ALBUQUERQUE (KRQE) - Albuquerque will soon have its first special election in more than a decade.
A group that wants to change runoff rules for the Mayor and City Council elections collected enough signatures to require the special election now the question is how much it will cost the city.
These kinds of special elections are so rare that the city clerk's office doesn't have a budget for them.
So they're looking at an unexpected expense of more than $500,000.
"Right now I'm looking at all the options, weighing the cost versus communicating with the voters and making sure everybody who has the right to vote in this election has the opportunity," says City Clerk Amy Bailey.
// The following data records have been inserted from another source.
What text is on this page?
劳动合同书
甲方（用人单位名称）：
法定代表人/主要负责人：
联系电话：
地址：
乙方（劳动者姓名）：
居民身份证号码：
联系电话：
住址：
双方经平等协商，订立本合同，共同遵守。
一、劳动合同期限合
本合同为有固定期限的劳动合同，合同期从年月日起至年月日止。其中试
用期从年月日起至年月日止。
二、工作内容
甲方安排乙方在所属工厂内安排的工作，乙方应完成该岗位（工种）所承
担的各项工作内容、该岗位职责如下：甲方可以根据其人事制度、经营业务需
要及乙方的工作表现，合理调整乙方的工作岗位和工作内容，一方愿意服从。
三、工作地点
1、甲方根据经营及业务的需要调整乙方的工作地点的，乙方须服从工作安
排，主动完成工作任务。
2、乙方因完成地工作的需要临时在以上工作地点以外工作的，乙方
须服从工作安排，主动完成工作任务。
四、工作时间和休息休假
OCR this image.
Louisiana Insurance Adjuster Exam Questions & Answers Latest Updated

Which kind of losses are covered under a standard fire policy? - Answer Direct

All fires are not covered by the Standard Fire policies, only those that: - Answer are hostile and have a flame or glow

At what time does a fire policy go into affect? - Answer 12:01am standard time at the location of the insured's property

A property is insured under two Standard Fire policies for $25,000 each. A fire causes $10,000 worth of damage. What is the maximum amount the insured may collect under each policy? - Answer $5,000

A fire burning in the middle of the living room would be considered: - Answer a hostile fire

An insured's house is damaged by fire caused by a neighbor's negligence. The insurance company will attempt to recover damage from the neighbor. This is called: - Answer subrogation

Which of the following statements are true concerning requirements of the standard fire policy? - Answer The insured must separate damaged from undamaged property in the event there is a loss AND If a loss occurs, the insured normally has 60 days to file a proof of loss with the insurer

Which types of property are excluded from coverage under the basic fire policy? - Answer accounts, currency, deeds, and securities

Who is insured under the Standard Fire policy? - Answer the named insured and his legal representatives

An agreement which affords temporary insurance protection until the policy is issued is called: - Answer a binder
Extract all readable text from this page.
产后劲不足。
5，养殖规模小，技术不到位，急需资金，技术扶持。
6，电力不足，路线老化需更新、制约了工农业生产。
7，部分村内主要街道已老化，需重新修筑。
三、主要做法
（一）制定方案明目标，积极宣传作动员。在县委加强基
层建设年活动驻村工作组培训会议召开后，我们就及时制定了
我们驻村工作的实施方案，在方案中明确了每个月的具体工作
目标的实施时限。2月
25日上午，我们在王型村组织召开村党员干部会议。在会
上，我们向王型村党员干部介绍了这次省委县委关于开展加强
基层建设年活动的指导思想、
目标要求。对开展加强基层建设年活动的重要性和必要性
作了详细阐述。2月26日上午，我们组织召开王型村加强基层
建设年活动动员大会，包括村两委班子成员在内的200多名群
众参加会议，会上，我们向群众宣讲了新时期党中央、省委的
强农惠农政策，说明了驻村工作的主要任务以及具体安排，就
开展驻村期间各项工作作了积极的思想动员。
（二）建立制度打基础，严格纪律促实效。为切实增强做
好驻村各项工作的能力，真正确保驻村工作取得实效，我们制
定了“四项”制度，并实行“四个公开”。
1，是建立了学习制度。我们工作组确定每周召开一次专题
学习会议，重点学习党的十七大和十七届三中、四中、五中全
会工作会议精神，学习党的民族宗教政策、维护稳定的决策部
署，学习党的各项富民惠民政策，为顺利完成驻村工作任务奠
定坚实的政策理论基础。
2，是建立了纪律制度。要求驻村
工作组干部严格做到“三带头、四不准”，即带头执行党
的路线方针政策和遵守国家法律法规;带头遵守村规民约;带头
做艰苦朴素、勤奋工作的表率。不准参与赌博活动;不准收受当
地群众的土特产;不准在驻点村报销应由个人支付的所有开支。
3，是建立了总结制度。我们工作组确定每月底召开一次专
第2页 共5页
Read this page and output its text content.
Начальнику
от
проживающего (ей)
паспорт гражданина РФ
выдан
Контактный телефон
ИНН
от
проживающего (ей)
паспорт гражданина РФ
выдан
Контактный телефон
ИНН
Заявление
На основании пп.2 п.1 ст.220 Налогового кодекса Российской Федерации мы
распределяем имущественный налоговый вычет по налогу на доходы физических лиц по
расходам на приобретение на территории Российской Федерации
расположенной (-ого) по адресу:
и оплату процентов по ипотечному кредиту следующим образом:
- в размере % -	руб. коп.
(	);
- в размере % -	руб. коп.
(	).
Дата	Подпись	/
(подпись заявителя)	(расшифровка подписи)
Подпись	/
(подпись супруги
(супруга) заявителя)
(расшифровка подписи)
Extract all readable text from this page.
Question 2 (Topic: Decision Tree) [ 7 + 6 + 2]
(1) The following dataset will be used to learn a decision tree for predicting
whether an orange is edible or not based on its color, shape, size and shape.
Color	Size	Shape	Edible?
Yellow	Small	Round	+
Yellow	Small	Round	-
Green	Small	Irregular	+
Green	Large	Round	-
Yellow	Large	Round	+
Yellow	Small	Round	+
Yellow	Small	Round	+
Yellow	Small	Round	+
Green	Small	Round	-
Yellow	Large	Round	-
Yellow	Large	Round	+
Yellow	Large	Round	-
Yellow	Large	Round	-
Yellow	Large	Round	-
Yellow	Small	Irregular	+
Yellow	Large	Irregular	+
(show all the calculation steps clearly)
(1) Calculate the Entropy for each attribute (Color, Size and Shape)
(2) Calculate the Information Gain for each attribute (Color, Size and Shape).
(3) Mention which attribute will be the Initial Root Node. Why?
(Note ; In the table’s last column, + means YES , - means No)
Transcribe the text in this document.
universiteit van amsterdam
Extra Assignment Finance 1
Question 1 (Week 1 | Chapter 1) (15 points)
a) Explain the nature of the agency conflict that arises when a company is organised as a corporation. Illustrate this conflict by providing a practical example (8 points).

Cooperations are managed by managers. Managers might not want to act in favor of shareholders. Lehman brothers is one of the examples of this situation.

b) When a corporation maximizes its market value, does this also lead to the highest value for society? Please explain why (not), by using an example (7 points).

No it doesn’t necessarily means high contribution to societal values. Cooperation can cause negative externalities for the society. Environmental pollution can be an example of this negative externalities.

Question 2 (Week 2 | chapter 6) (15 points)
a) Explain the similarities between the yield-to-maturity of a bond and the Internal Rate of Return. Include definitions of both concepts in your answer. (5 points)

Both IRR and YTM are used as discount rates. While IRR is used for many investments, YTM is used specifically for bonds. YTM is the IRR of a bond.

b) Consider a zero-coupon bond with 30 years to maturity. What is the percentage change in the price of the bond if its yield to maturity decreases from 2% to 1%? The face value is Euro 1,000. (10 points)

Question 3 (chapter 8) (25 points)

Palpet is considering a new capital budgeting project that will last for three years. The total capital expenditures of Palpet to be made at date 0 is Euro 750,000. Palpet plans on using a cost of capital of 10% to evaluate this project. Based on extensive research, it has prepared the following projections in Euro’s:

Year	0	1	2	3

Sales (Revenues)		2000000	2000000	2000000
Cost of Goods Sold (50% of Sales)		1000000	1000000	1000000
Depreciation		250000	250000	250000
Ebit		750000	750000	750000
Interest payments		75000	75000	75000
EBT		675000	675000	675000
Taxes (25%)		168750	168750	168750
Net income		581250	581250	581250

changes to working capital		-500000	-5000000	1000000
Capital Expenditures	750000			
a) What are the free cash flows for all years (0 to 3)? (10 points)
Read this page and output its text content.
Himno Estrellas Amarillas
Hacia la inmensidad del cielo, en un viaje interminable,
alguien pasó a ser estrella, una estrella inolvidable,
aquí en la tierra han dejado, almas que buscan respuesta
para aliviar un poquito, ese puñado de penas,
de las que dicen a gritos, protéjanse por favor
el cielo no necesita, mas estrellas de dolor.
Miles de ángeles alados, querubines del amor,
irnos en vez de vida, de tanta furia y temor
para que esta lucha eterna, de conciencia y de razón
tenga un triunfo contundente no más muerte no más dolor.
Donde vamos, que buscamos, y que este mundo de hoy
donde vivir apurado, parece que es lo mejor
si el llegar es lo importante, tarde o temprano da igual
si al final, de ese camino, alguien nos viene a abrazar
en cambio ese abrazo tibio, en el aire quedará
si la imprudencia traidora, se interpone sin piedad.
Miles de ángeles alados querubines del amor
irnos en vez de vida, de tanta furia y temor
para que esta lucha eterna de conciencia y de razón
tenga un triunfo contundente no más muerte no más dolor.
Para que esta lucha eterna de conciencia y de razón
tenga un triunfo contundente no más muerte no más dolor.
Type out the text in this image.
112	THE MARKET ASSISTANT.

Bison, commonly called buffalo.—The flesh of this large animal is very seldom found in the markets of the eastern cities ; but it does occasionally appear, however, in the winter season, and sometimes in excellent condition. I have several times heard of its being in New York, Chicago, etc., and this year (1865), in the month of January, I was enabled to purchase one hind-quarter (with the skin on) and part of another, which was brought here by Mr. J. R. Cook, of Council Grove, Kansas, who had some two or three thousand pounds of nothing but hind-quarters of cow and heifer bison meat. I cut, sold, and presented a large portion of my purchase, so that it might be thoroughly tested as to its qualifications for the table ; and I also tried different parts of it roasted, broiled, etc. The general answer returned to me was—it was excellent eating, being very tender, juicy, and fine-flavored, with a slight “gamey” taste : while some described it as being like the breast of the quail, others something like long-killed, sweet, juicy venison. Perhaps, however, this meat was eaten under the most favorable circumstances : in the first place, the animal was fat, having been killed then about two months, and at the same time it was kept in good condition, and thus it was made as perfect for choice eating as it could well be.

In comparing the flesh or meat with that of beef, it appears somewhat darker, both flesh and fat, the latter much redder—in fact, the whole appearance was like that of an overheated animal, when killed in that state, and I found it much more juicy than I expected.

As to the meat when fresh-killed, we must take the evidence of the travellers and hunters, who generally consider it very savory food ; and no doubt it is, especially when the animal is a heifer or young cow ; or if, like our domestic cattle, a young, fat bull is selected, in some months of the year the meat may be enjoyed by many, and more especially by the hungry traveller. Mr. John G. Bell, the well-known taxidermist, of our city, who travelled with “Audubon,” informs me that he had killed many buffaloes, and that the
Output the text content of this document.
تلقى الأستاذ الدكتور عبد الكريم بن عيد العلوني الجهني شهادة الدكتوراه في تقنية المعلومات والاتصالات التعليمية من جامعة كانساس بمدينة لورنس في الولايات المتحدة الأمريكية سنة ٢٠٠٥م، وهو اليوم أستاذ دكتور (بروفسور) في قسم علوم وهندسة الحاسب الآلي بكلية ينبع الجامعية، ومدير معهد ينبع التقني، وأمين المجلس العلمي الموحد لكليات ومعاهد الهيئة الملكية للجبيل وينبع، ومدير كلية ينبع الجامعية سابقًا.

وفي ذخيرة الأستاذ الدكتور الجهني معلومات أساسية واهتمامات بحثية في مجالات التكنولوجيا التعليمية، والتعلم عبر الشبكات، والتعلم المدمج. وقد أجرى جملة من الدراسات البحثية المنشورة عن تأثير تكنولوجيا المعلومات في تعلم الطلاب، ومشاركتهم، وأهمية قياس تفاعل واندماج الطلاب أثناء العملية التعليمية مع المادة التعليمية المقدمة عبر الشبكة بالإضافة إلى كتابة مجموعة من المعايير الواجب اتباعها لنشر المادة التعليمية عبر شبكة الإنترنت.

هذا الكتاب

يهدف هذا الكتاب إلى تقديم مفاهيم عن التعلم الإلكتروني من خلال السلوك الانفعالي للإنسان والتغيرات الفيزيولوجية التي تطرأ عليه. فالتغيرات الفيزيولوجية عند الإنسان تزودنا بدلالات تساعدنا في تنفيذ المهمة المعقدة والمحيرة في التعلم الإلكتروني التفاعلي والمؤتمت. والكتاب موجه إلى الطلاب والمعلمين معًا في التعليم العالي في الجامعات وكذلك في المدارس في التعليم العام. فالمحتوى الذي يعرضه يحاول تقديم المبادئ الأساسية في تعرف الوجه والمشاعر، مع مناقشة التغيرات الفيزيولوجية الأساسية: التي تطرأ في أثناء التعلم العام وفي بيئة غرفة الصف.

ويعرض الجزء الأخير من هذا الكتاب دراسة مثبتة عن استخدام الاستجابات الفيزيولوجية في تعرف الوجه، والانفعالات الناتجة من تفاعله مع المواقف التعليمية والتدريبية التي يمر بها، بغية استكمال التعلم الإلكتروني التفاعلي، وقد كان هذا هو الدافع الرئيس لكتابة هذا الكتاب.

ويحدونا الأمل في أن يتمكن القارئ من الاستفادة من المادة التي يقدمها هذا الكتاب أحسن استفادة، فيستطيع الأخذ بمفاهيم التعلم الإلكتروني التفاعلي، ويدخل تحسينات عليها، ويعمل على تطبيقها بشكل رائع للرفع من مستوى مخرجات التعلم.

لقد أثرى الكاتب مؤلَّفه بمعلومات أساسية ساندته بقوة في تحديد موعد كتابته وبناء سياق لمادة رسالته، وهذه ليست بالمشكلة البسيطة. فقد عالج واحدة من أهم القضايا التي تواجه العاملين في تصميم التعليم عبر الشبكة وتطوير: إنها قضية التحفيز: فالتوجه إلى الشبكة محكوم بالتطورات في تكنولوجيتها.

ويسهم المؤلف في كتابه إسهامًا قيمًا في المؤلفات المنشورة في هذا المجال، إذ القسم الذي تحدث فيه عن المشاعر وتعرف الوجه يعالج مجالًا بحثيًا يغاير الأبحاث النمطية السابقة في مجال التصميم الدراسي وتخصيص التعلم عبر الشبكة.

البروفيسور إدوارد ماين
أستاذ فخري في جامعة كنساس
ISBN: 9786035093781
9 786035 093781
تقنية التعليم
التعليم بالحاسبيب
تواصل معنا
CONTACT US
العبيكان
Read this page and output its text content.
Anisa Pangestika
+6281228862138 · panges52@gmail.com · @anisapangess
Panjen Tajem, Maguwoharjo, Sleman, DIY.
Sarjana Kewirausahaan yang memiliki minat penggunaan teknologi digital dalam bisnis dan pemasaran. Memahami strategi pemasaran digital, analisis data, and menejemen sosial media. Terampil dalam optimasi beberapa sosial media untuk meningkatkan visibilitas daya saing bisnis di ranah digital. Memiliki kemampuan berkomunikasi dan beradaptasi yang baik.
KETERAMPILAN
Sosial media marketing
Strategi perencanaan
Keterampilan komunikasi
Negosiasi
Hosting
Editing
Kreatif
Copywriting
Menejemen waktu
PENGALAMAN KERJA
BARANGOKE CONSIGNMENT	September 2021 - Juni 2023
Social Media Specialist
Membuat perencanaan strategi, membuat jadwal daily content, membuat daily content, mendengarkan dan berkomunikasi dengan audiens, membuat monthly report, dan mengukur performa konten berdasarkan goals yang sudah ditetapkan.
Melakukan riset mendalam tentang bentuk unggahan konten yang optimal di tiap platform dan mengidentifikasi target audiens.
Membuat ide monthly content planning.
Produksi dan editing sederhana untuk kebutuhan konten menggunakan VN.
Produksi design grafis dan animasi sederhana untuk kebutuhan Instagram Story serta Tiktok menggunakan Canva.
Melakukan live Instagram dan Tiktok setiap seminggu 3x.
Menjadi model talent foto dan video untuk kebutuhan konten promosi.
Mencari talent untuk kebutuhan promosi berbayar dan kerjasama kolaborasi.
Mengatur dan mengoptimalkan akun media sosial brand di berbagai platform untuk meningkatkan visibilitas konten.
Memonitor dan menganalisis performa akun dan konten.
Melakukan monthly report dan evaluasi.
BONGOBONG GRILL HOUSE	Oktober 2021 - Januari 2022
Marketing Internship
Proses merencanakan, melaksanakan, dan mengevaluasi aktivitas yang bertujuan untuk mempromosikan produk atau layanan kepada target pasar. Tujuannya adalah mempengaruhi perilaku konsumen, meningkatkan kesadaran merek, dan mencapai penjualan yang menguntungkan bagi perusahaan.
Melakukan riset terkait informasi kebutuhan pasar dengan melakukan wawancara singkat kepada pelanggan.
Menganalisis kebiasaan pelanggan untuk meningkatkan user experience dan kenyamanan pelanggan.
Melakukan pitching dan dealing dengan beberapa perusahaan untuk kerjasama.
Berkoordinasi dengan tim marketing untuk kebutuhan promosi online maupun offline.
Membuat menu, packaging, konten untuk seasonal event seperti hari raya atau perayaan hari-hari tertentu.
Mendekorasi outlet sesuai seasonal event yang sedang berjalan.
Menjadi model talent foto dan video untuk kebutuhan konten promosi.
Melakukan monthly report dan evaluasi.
The special election will ask voters to approve a measure that would require a runoff election if a candidate doesn't get 50 percent of the vote.
At issue: preventing like-minded candidates from splitting the vote, resulting in fringe candidate being elected.
"Majority rule is the bulwark of democracy and that's what we need to have," says Paul Broome, spokesperson for the various civic groups that collected signatures to require the special election. "We are not cavalier about this, we're not simply saying hey, there's going to be an election and we don't care about how much it costs."
Broome says supporters of the measure understand concerns about the costs.
"We also think democracy and having a good charter is worth some money, if we have to go that route," he says.
The special election will be held in March.
An in-person election could run $750,000, for things like equipment and staffing. Other options, like holding a mail-only vote, could save some cash.
Bailey is working with the city budget office to look at possible cost-cutting measures.
The last special election was in 200, when voters approved costs for renovating Isotopes Park.